Kesegowaase nodded abruptly then looked expectantly across the river hoping to hear the same racket from Rowtag the Younger’s troops.  He was not pleased, because it did not come.

It was then that the entire forest fell silent.  Rarely is the forest silent.  There are some men in the towns of Europe who don’t know a true forest.  They believe that at the fall of the sun, all of the wood goes to sleep along with man, making the earth still as a corpse.  Not so.  Even at its quietest, some segonku is making trouble somewhere or an owl’s wings flutter, nearly noiselessly, but not precisely noiselessly, as it adjusts its flight to fall upon prey on the floor below.  There are always sounds.  There are always sounds, except for when men are about.

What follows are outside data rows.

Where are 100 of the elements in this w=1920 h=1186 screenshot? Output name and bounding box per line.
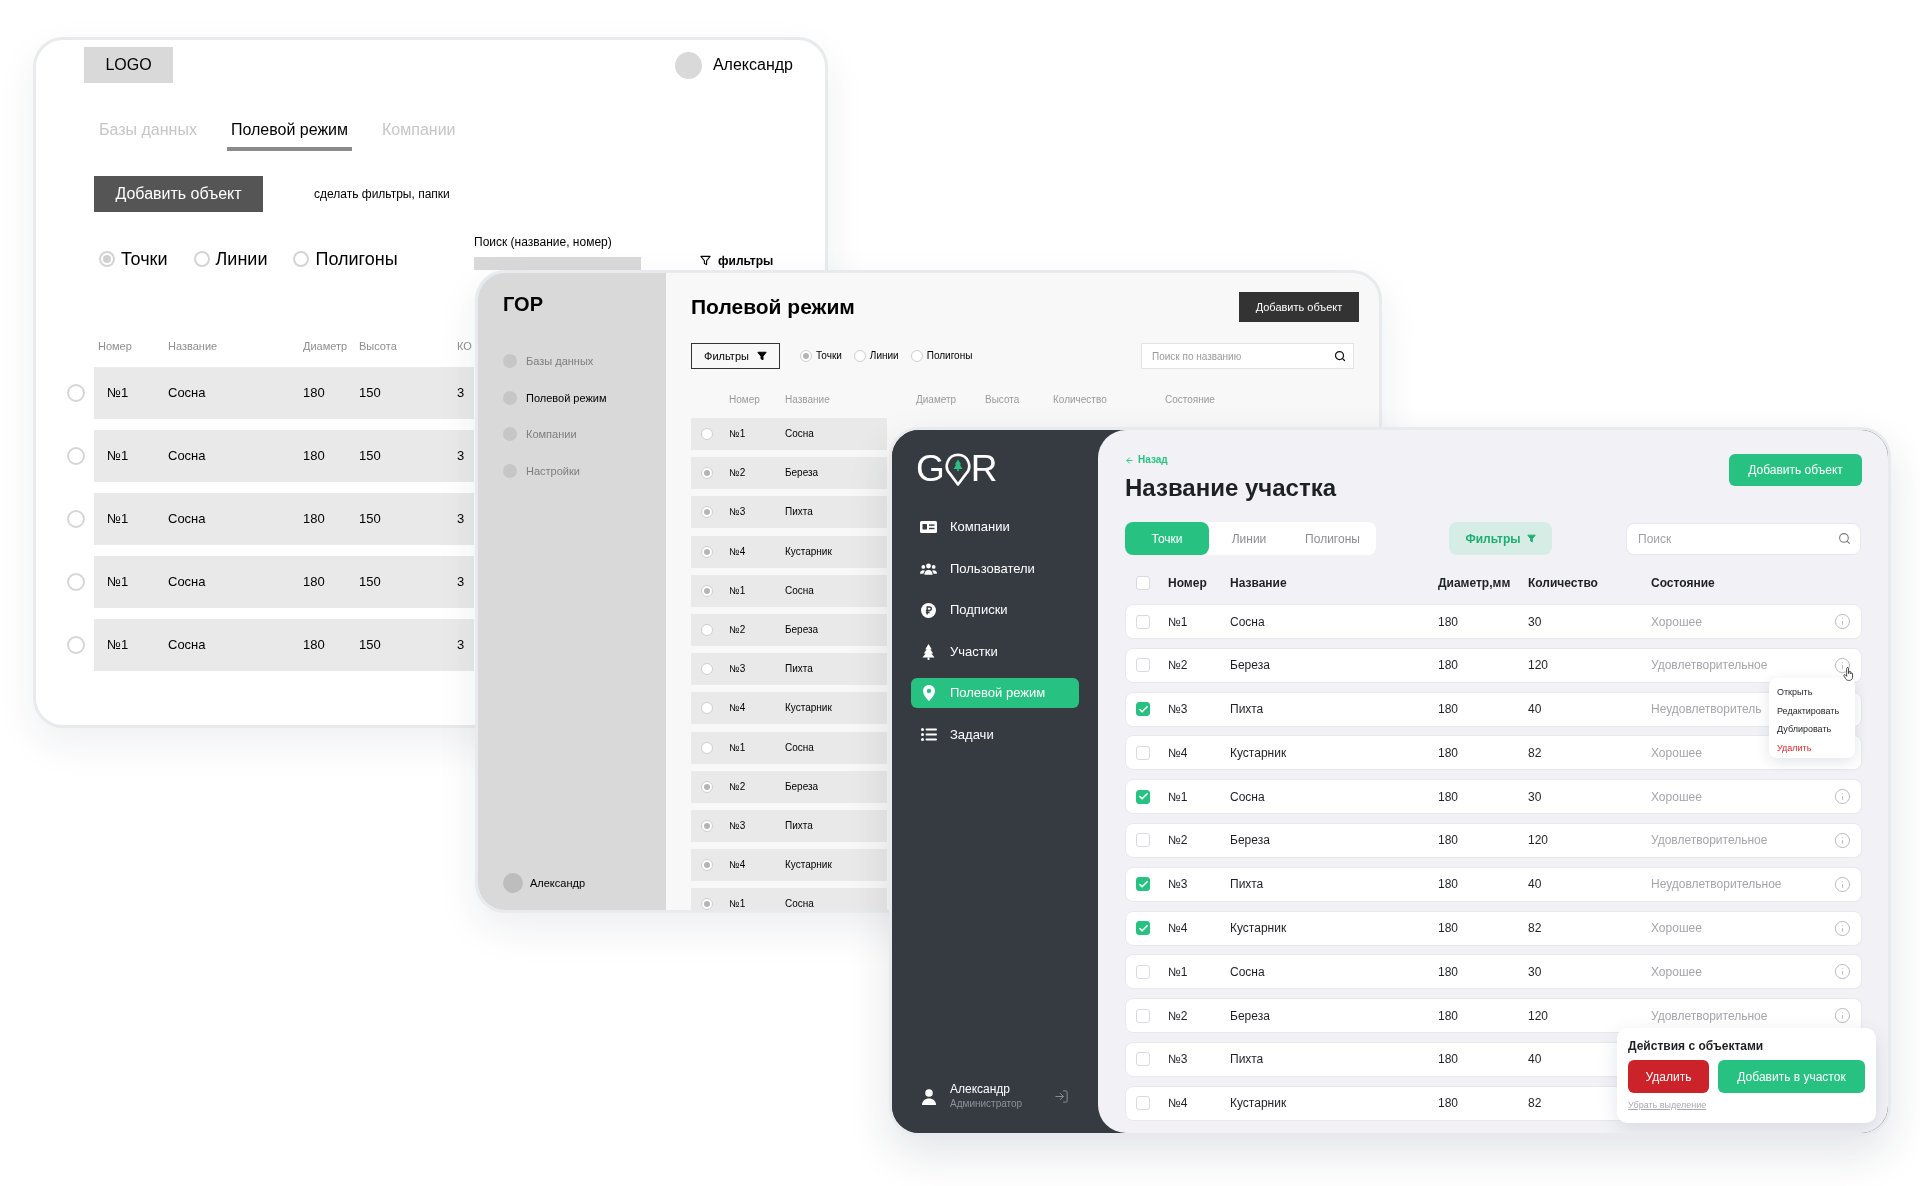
info-icon[interactable] <box>1834 656 1851 674</box>
table-row[interactable]: №1 Сосна 180 150 3 <box>94 619 474 671</box>
checkbox[interactable] <box>1136 921 1150 936</box>
menu-item[interactable]: Удалить <box>1777 742 1812 755</box>
table-row[interactable]: №1 Сосна 180 150 3 <box>94 556 474 608</box>
checkbox[interactable] <box>1136 1008 1150 1023</box>
checkbox[interactable] <box>1136 833 1150 848</box>
row-number: №2 <box>729 467 746 480</box>
delete-button[interactable]: Удалить <box>1628 1060 1709 1093</box>
table-row[interactable]: №1 Сосна 180 30 Хорошее <box>1125 604 1862 639</box>
table-row[interactable]: №1 Сосна <box>691 888 887 910</box>
radio-button[interactable] <box>701 506 713 519</box>
table-row[interactable]: №3 Пихта <box>691 653 887 686</box>
table-row[interactable]: №1 Сосна 180 150 3 <box>94 367 474 419</box>
radio-button[interactable] <box>701 545 713 558</box>
table-row[interactable]: №1 Сосна <box>691 574 887 607</box>
status-text: Хорошее <box>1651 920 1702 937</box>
table-row[interactable]: №2 Береза 180 120 Удовлетворительное <box>1125 823 1862 858</box>
diameter-value: 180 <box>303 448 325 464</box>
table-row[interactable]: №2 Береза 180 120 Удовлетворительное <box>1125 647 1862 683</box>
radio-button[interactable] <box>701 663 713 676</box>
radio-button[interactable] <box>701 819 713 832</box>
page-title: Полевой режим <box>691 294 855 320</box>
checkbox[interactable] <box>1136 964 1150 979</box>
table-row[interactable]: №2 Береза <box>691 457 887 490</box>
radio-button[interactable] <box>67 510 85 528</box>
quantity-value: 40 <box>1528 1051 1542 1068</box>
table-row[interactable]: №1 Сосна 180 150 3 <box>94 493 474 545</box>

We knew they were there.  They would know we were here.  The forest was dead, quiet beyond nature.  The Fish were descending the slope, hoping to bring death to us.  I could not hear them, but they came.

It was then that Kesegowaase looked to me with uncertainty.  He had led his people valiantly in battle many times since becoming their chief.  The man had chosen wisely countless times when situations required his judgment around the council fire.  But that night, when the moments slipped through our fingers as we waited for our perfectly timed trap to snap, his heart was stabbed with uncertainty.  I do not fault him, but a chief should not exhibit such conduct, ever.  Rowtag noticed, but turned away, pretending not to see.